COUR D'APPEL DE DOUAI
Chambre des Libertés Individuelles
N° RG 24/01490 - N° Portalis DBVT-V-B7I-VV6I
N° de Minute : 1458
Ordonnance du mercredi 24 juillet 2024
République Française
Au nom du Peuple Français
APPELANT
M. [L] [B]
né le 31 Janvier 1965 à [Localité 5] (MAROC), de nationalité Marocaine
Actullement retenu au centre de rétention de [Localité 2]
dûment avisé, comparant en personne par visioconférence
assisté de Me Justine DUVAL, avocat au barreau de DOUAI, avocat commis d'office
INTIMÉ
MME LA PREFETE DE L'OISE
dûment avisé, absent non représenté
PARTIE JOINTE
M. le procureur général près la cour d'appel de Douai : non comparant
MAGISTRATE DELEGUEE : Claire ROCHETEAU, Présidente de chambre à la cour d'appel de Douai désignée par ordonnance pour remplacer le premier président empêché
assistée de Valérie ROELOFS, Greffier
DÉBATS : à l'audience publique du mercredi 24 juillet 2024 à 13 h 00
Les parties comparantes ayant été avisées à l'issue des débats que l'ordonnance sera rendue par mise à disposition au greffe
ORDONNANCE : rendue à Douai par mise à disposition au greffe le mercredi 24 juillet 2024 à
Le premier président ou son délégué,
Vu les articles L.740-1 à L.744-17 et R.740-1 à R.744-47 du code de l'entrée et du séjour des étrangers et du droit d'asile (CESEDA) et spécialement les articles R 743-18 et R 743-19 ;
Vu l'aricle L 743-8 et L 922-3 al 1 à 4 du CESEDA ;
Vu l'ordonnance du Juge des libertés et de la détention de BOULOGNE SUR MER en date du 22 juillet 2024 rendue à 10h34 et notifiée à 10h41 à M. [L] [B] prolongeant sa rétention administrative ;
Vu l'appel interjeté par M. [L] [B] par déclaration reçue au greffe de la cour d'appel de ce siège le 23 juillet 2024 à 09h22 sollicitant la main-levée du placement en rétention administrative ;
Vu le procès-verbal des opérations techniques de ce jour ;
Vu l'audition des parties, les moyens de la déclaration d'appel et les débats de l'audience ;
EXPOSE DU LITIGE
A sa levée d'écrou le 18 juillet 2024, M. [L] [B] né le 31 janvier 1965 à [Localité 5] (Maroc), de nationalité marocaine, a fait l'objet d'un arrêté de placement en rétention administrative ordonné par M. Le Préfet de l'Oise le 17 juillet 2024 et notifié le 18 juillet 2024 à 08h18 au titre d'une mesure d'obligation de quitter le territoire français, sans délai de départ volontaire avec interdiction de retour prononcée le 5 juillet 2024 par la même autorité et notifiée le 8 juillet 2024.

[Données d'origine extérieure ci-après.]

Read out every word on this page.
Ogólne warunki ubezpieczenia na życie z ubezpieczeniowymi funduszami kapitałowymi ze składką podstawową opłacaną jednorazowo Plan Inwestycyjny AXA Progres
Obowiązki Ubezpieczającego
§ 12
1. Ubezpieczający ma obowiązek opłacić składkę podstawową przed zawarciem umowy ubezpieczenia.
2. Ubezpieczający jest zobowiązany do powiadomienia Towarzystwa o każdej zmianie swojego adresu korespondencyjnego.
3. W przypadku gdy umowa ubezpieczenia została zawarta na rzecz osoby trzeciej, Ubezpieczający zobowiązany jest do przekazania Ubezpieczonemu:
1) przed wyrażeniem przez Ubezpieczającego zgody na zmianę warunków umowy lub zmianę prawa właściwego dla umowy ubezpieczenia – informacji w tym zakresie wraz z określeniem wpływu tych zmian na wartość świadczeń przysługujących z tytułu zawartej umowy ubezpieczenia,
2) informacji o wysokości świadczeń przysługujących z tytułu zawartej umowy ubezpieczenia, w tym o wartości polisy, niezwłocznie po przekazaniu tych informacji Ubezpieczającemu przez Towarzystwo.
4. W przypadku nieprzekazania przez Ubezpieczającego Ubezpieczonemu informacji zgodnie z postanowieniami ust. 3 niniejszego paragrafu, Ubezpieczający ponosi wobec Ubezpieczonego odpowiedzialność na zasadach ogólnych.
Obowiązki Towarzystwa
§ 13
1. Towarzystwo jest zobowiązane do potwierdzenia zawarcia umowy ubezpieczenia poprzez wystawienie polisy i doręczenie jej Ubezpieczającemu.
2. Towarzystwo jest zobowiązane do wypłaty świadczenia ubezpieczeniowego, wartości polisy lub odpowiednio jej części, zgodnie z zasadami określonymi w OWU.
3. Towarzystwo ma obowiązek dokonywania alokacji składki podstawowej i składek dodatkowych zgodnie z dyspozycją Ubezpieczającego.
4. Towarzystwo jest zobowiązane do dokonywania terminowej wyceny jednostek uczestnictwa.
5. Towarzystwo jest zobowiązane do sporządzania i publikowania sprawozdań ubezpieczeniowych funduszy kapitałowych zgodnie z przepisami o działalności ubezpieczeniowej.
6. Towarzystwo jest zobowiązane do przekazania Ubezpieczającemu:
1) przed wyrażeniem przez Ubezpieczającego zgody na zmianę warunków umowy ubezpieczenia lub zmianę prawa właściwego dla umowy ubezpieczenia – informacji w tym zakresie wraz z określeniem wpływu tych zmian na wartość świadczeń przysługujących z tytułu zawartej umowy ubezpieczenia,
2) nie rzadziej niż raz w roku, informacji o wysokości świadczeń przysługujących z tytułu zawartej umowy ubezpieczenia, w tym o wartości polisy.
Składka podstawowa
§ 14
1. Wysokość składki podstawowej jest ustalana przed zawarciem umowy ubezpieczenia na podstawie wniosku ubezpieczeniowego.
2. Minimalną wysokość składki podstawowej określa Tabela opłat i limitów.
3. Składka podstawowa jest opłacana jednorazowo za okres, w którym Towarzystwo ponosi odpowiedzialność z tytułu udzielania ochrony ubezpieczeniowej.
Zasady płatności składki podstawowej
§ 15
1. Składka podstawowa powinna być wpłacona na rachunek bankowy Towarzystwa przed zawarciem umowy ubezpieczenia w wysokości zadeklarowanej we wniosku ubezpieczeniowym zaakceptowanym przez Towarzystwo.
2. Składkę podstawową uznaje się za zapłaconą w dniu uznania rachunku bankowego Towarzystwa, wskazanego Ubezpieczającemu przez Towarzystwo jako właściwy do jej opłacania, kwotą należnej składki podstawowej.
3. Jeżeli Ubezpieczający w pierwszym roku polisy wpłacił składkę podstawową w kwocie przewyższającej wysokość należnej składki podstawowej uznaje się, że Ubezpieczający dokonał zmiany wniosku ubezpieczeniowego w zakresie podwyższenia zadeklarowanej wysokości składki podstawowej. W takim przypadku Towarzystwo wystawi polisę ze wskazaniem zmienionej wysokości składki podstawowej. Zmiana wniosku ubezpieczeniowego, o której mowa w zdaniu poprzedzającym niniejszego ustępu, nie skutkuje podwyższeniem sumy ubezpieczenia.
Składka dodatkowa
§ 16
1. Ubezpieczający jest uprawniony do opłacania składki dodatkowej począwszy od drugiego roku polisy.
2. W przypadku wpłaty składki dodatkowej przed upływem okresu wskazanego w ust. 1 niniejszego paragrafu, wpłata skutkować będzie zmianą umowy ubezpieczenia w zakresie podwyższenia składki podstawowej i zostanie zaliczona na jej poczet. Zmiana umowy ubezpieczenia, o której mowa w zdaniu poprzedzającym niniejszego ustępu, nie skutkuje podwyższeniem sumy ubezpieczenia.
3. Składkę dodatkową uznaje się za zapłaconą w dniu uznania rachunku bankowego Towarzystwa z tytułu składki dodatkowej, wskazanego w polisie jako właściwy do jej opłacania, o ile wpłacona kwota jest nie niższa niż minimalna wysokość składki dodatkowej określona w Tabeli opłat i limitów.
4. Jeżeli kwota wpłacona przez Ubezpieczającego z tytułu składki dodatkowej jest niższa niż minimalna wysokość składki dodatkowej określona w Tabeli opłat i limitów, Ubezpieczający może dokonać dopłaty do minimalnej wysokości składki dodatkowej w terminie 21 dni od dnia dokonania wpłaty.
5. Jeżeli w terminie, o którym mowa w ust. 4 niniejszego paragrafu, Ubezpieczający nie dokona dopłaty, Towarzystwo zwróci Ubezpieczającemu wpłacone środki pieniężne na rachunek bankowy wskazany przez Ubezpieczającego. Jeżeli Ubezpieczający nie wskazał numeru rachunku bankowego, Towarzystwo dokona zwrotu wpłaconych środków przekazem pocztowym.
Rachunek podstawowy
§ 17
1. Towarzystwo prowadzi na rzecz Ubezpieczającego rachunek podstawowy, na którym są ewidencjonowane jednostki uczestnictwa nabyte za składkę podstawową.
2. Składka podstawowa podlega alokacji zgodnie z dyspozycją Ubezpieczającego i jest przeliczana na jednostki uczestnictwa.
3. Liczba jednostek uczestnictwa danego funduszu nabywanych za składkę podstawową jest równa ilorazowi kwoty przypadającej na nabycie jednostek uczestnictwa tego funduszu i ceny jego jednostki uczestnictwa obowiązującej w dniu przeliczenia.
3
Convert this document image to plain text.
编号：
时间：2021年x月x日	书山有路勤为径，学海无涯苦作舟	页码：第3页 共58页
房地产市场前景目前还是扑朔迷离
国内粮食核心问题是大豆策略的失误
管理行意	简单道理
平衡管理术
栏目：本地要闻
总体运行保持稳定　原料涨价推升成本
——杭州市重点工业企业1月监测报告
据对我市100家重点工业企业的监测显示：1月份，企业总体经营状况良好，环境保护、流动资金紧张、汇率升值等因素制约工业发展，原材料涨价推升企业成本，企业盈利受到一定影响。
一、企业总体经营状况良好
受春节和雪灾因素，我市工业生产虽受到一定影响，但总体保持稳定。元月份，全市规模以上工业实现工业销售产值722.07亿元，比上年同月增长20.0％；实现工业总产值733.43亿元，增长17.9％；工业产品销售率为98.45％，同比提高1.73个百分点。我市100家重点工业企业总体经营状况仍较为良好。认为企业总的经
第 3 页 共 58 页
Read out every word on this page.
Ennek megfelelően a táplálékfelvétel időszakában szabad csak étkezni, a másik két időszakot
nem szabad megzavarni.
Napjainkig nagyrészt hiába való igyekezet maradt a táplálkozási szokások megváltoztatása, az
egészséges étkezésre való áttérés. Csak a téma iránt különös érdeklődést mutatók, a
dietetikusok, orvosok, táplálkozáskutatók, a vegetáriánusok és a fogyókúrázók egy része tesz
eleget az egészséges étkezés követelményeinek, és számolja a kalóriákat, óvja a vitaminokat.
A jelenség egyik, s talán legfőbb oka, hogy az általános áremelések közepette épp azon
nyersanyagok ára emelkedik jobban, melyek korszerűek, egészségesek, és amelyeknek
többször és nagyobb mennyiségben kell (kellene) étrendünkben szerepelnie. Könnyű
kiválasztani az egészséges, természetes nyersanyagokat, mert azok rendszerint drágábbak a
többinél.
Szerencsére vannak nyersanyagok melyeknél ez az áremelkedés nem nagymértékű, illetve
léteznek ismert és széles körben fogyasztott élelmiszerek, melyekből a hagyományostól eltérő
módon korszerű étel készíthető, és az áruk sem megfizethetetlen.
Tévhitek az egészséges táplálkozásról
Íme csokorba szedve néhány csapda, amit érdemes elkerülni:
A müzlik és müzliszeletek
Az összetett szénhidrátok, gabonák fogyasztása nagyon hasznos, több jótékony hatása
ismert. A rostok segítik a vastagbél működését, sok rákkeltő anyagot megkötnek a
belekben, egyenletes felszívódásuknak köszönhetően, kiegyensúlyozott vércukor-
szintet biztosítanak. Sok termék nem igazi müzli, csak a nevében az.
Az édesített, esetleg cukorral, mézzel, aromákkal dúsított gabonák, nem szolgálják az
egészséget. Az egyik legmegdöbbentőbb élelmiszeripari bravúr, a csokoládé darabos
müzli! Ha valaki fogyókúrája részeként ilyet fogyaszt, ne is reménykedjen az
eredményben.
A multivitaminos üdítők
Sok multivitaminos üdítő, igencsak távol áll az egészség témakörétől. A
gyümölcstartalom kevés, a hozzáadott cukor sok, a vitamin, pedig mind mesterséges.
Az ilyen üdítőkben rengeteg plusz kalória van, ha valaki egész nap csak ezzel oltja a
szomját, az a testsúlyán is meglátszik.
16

Un recours en annulation de l'arrêté de placement en rétention administrative a été déposé au visa de l'article L 741-10 du code de l'entrée et du séjour des étrangers et du droit d'asile.
M. [B] affirme, sans en justifier que l'OQTF aurait fait l'objet d'un recours également.
' Vu l'article 455 du code de procédure civile
' Vu l'ordonnance du juge des libertés et de la détention du Tribunal Judiciaire de Boulogne-sur-Mer en date du 22 juillet 2024 à 10h34 ,ordonnant la première prolongation du placement en rétention administrative de M. [L] [B] , pour une durée de 26 jours et rejetant la requête en annulation de l'arrêté de placement en rétention administrative ;
' Vu la déclaration d'appel de M. [L] [B] , en date du 23 juillet 2024 à 09h22, sollicitant la main-levée du placement en rétention administrative.
Au soutien de sa déclaration d'appel, M. [L] [B] expose les moyens suivants :
- l'insuffisance de motivation de la décision de placement en rétention au regard de sa situation personnelle,
- le défaut d'examen de sa situation personnelle lié à la possibilité de l'assigner à résidence,
Il soulève également le nouveau moyen tiré de l' absence de diligences de l'admninistration.
MOTIFS DE LA DÉCISION
1/ Sur les moyens de contestation de l'arrêté de placement en rétention
Sur l'insuffisance de motivation
L'obligation de motivation des actes administratifs, sanctionnée au titre du contrôle de la légalité externe de l'acte, doit être existante, factuelle en rapport avec la situation de l'intéressé et non stéréotypée.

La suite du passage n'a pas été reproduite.